New Life review – stripped-back virus thriller goes hard on bubo-popping horror

New Life review – stripped-back virus thriller goes hard on bubo-popping horror

John Rosman’s effective debut intertwines the lives of a woman escaping a black-site facility and a woman hired to contain the outbreak

Amid the dumper-truck of post-Covid lockdown-inspired films, very few take disease and pandemics themselves as their central focus (maybe after rewatching Contagion, we were all too eager to forget). So John Rosman’s stripped-back but effective debut is a sobering flashback to those incubative early days, its title punning its title punning on the microbe that asymptomatic protagonist Jessica (Hayley Erin) is carrying on her person, as well as her hopes for a fresh start, unharassed by government spooks, north of the Canadian border.
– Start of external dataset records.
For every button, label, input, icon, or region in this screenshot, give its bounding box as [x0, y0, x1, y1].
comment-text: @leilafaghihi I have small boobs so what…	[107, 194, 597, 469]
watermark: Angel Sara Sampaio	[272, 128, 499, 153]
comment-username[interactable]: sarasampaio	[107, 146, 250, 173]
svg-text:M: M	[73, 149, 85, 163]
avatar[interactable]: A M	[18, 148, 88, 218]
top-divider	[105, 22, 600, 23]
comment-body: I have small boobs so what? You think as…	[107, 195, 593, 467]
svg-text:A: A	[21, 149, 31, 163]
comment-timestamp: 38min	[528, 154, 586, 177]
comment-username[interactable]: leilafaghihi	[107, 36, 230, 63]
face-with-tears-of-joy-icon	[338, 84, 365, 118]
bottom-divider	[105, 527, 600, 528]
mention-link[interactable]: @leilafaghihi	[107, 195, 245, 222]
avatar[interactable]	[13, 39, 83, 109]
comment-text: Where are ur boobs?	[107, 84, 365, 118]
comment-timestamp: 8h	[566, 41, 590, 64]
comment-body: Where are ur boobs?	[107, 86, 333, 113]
All we know at the start is that blood-splattered Jessica has just escaped imprisonment in some black-site facility. She bundles herself into a pickup heading north, which luckily belongs to kindly farmer Frank (Blaine Palmer), who sends her on her way with a new jacket and a rucksack full of tinned food. Rosman makes gradual sense of this chaotic getaway by drip-feeding us the recent past: how a cute collie pitched up at Jessica and her boyfriend’s campsite, then shortly afterwards the latter broke out into terrifying boils and welts.